Edo Tokyo Open Air Architectural Museum: A Glance to Tokyo’s Old Days
I am a history lover, which place I should go to see and learn about Tokyo’s old days?
Temples and shrines alone can never satisfy the curiosity of history lovers when visiting Tokyo. Many include visiting museum in their travel itinerary to get a glance on the way people live in the old days. I am amongst those curious wanderlusts who always see museum as an interesting place to go to. I had visited some museums here after first few months of our stay in Tokyo. Blogging was never crossed my mind back then. Now, I am planning to upload more blog posts on museums in Tokyo.
There is no other museum in Tokyo I wanted to tell you about than Edo Tokyo Open Air Architectural Museum. This museum is built to show Tokyo in the old days when it was still called “Edo” or “Yeddo”. We went there when there was a festival in the evening therefore the museum opened until evening.
Let’s start with a little bit of history background. Japan was ruled by Tokugawa Shogunate from 1603 to 1868, an era that was called “Edo”. Edo was the center of political power where Tokugawa Shogunate resided although Kyoto remained the capital city of Japan back then. During the Edo era the economy grew and people took great interest in arts and other cultural activity. Samurai system was still part of people’s life and culture in Edo era. When Edo era came to an end at the beginning of Meiji Restoration in 1868, samurai was banned from social life. The Meiji Restoration laid solid foundation for the development of Tokyo and entire Japan until it could turn as one of developed country. It was in Meiji Restoration period Japan started opening up itself to the world and industrialisation started taking place. Japan in Meiji Restoration era was led by an emperor, shogunate was no longer had power in the political system and completely banned.

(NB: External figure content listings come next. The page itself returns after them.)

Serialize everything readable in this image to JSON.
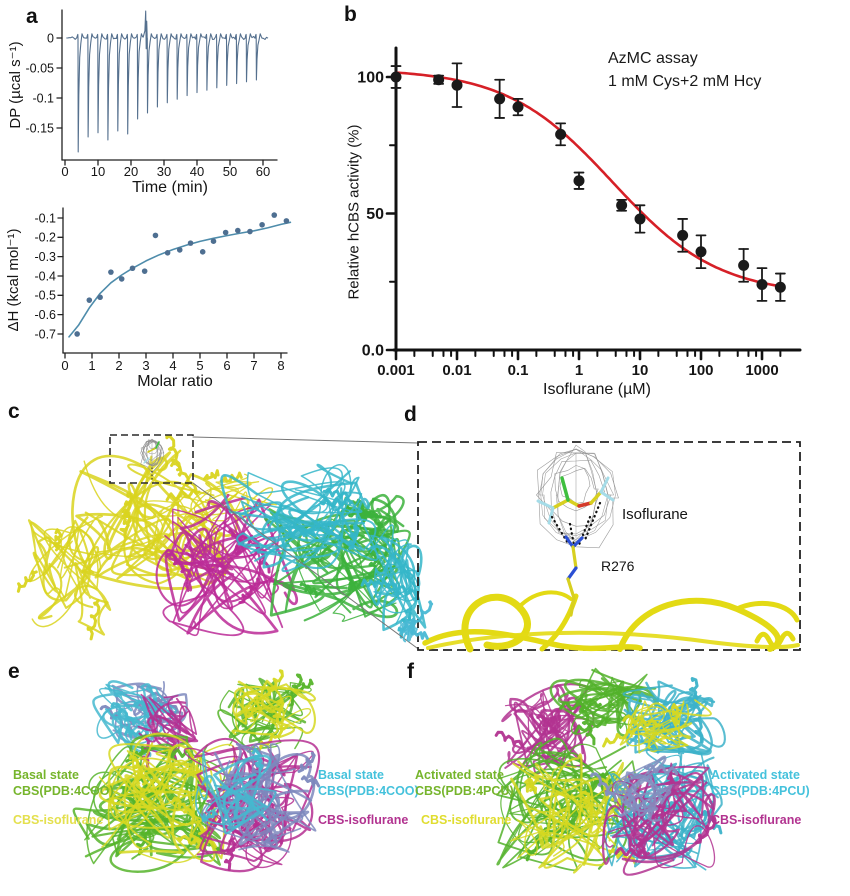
{
  "panels": {
    "a": {
      "label": "a"
    },
    "b": {
      "label": "b"
    },
    "c": {
      "label": "c"
    },
    "d": {
      "label": "d"
    },
    "e": {
      "label": "e"
    },
    "f": {
      "label": "f"
    }
  },
  "chart_data": [
    {
      "id": "itc_thermogram",
      "panel": "a",
      "type": "line",
      "xlabel": "Time (min)",
      "ylabel": "DP (µcal s⁻¹)",
      "xlim": [
        0,
        62
      ],
      "xticks": [
        0,
        10,
        20,
        30,
        40,
        50,
        60
      ],
      "ylim": [
        -0.205,
        0.045
      ],
      "yticks": [
        0,
        -0.05,
        -0.1,
        -0.15
      ],
      "ytick_labels": [
        "0",
        "-0.05",
        "-0.1",
        "-0.15"
      ],
      "line_color": "#55708e",
      "injections": {
        "start_min": 4,
        "interval_min": 3,
        "depths_ucal_per_s": [
          -0.19,
          -0.165,
          -0.158,
          -0.17,
          -0.155,
          -0.16,
          -0.135,
          -0.125,
          -0.115,
          -0.108,
          -0.102,
          -0.096,
          -0.091,
          -0.087,
          -0.083,
          -0.079,
          -0.076,
          -0.073,
          -0.07
        ]
      },
      "noise_burst": {
        "time_min": 24.5,
        "peak": 0.045
      }
    },
    {
      "id": "itc_isotherm",
      "panel": "a",
      "type": "scatter",
      "xlabel": "Molar ratio",
      "ylabel": "ΔH (kcal mol⁻¹)",
      "xlim": [
        0,
        8.6
      ],
      "xticks": [
        0,
        1,
        2,
        3,
        4,
        5,
        6,
        7,
        8
      ],
      "yticks": [
        -0.1,
        -0.2,
        -0.3,
        -0.4,
        -0.5,
        -0.6,
        -0.7
      ],
      "ytick_labels": [
        "-0.1",
        "-0.2",
        "-0.3",
        "-0.4",
        "-0.5",
        "-0.6",
        "-0.7"
      ],
      "point_color": "#4e6f91",
      "line_color": "#4e8cab",
      "points": [
        [
          0.45,
          -0.7
        ],
        [
          0.9,
          -0.525
        ],
        [
          1.3,
          -0.51
        ],
        [
          1.7,
          -0.38
        ],
        [
          2.1,
          -0.415
        ],
        [
          2.5,
          -0.36
        ],
        [
          2.95,
          -0.375
        ],
        [
          3.35,
          -0.19
        ],
        [
          3.8,
          -0.28
        ],
        [
          4.25,
          -0.265
        ],
        [
          4.65,
          -0.23
        ],
        [
          5.1,
          -0.275
        ],
        [
          5.5,
          -0.22
        ],
        [
          5.95,
          -0.175
        ],
        [
          6.4,
          -0.165
        ],
        [
          6.85,
          -0.17
        ],
        [
          7.3,
          -0.135
        ],
        [
          7.75,
          -0.085
        ],
        [
          8.2,
          -0.115
        ]
      ],
      "fit": [
        [
          0.15,
          -0.715
        ],
        [
          0.5,
          -0.655
        ],
        [
          0.9,
          -0.565
        ],
        [
          1.3,
          -0.49
        ],
        [
          1.7,
          -0.435
        ],
        [
          2.1,
          -0.395
        ],
        [
          2.5,
          -0.36
        ],
        [
          3,
          -0.322
        ],
        [
          3.5,
          -0.29
        ],
        [
          4,
          -0.263
        ],
        [
          4.5,
          -0.24
        ],
        [
          5,
          -0.221
        ],
        [
          5.5,
          -0.205
        ],
        [
          6,
          -0.191
        ],
        [
          6.5,
          -0.178
        ],
        [
          7,
          -0.166
        ],
        [
          7.5,
          -0.151
        ],
        [
          8,
          -0.133
        ],
        [
          8.35,
          -0.122
        ]
      ]
    },
    {
      "id": "dose_response",
      "panel": "b",
      "type": "scatter",
      "xscale": "log",
      "xlabel": "Isoflurane (µM)",
      "ylabel": "Relative hCBS activity (%)",
      "xticks": [
        0.001,
        0.01,
        0.1,
        1,
        10,
        100,
        1000
      ],
      "xtick_labels": [
        "0.001",
        "0.01",
        "0.1",
        "1",
        "10",
        "100",
        "1000"
      ],
      "yticks": [
        0,
        50,
        100
      ],
      "ytick_labels": [
        "0.0",
        "50",
        "100"
      ],
      "minor_yticks": [
        25,
        75
      ],
      "point_color": "#1a1a1a",
      "fit_color": "#d62027",
      "annotation": [
        "AzMC assay",
        "1 mM Cys+2 mM Hcy"
      ],
      "points_uM_pct_err": [
        [
          0.001,
          100,
          4
        ],
        [
          0.005,
          99,
          1.5
        ],
        [
          0.01,
          97,
          8
        ],
        [
          0.05,
          92,
          7
        ],
        [
          0.1,
          89,
          3
        ],
        [
          0.5,
          79,
          4
        ],
        [
          1,
          62,
          3
        ],
        [
          5,
          53,
          2
        ],
        [
          10,
          48,
          5
        ],
        [
          50,
          42,
          6
        ],
        [
          100,
          36,
          6
        ],
        [
          500,
          31,
          6
        ],
        [
          1000,
          24,
          6
        ],
        [
          2000,
          23,
          5
        ]
      ],
      "fit_4pl": {
        "top": 103,
        "bottom": 20,
        "logIC50": 0.55,
        "hill": 0.5,
        "logx_range": [
          -3,
          3.35
        ]
      }
    }
  ],
  "structures": {
    "c": {
      "description": "hCBS tetramer cartoon, isoflurane site boxed",
      "chain_colors": [
        "#d9d41f",
        "#bb2a96",
        "#35b6c9",
        "#3cb23c"
      ],
      "mesh_color": "#909090"
    },
    "d": {
      "description": "Close-up of isoflurane binding site",
      "ligand_label": "Isoflurane",
      "residue_label": "R276",
      "ribbon_color": "#e3da14",
      "mesh_color": "#8f8f8f",
      "atom_colors": {
        "carbon": "#d8d020",
        "chlorine": "#3fbf3f",
        "fluorine": "#a5dce8",
        "oxygen": "#d43a2a",
        "nitrogen": "#2b4fd4"
      }
    },
    "e": {
      "left": {
        "line1": "Basal state",
        "line2": "CBS(PDB:4COO)",
        "color": "#76b52c",
        "iso_label": "CBS-isoflurane",
        "iso_color": "#e4e04e"
      },
      "right": {
        "line1": "Basal state",
        "line2": "CBS(PDB:4COO)",
        "color": "#45c2dc",
        "iso_label": "CBS-isoflurane",
        "iso_color": "#b23390"
      },
      "overlay_colors": {
        "green": "#56b42a",
        "yellow": "#d6d821",
        "magenta": "#b52f92",
        "slate": "#7d88bd",
        "cyan": "#45b8cf"
      }
    },
    "f": {
      "left": {
        "line1": "Activated state",
        "line2": "CBS(PDB:4PCU)",
        "color": "#76b52c",
        "iso_label": "CBS-isoflurane",
        "iso_color": "#e0dd30"
      },
      "right": {
        "line1": "Activated state",
        "line2": "CBS(PDB:4PCU)",
        "color": "#45c2dc",
        "iso_label": "CBS-isoflurane",
        "iso_color": "#b23390"
      },
      "overlay_colors": {
        "green": "#52b22a",
        "yellow": "#d6d821",
        "magenta": "#b23390",
        "slate": "#8390c0",
        "cyan": "#3cb2c9"
      }
    }
  }
}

It is said many historical buildings and houses were destroyed by war, fire or natural disasters withing those eras leaving no trace of what the old days look like. The Edo Tokyo Open Air Architectural Museum was then built in 1993. Like this house was a resemblance of a samurai’s house in Edo period. There is a kitchen, living room and bedrooms inside the house. May be I should not say bedroom because there was no bed at that time yet. People slept on a thin mat or on the wooden floor.
Western influence in architecture and interior design could be seen in some houses and buildings within the museum.
Telephone and TV are displayed in a modern house that belonged to the upper class from that era.
There is an izakaya or drinking place too. It is allowed to enter and sit at the counter but touching items behind the counter is prohibited. In the old days izakaya only served sake, Japanese rice wine. Izakaya is very much still alive these days serving various alcohol drinks from sake, whisky and beer.
Santory whisky is part of history too. The first single malt whisky was sold in 1929 in Japan after Torii Shinjiro opened the first single malt whisky distillery in 1923.
Public bath is always part of Japanese way of life since a long time ago. It has been there since ages like this one resembles old public bath with a separate section for men and women. It is said in Edo era men and women bathed together.
The wall was so low that anyone could take a peek to the other side of the room. May be it was intentionally built this way in the past.
A part of daily life since ages is groceries shopping. This shop resembles groceries store after Meiji Restoration. It does look modern.
A modern stationery store after World War II is also display at the museum. People are allowed to write on a notebook using pencil and eraser. I was thinking to write but children were queuing up to try those pencils. I did not feel like queuing up with those children so I skipped and simply watched them writing words, erasing it and wrote again.
Edo Tokyo Open Air Architectural Museum usually opens until 0530pm but today was special. It opened until 0800 because of Bon Odori or summer festival.
Bon Odori is a traditional Japanese dance that was originally dedicated to welcome ancestor spirits in Obon season or mid of August. People dance together following the music played from the wooden scaffold. Here is a quick look of Bon Odori:
- Opening Hours: 0930am – 0530pm (April to September), 0930am – 0430pm (October to March)
- Admission Fee: 400 Yen/adult, 200 Yen/junior high & school students outside Tokyo (free for students from Tokyo). The museum is busy in summer it is best to purchase the ticket in advance to avoid long queue at the ticket counter.
- Getting there: take Seibu Shinjuku Line to Hana Koganei Station or JR Chuo Line to Musashi Koganei Station then take Seibu bus at platform no 2 or 3 and get off at Koganei-koen Nishi guchi and walk for about 5 minutes. Alternatively take Kanto bus for Mitaka station at platform no 4 and get off at Edo-Tokyo Tatemono en mae, then walk for about 3 minutes.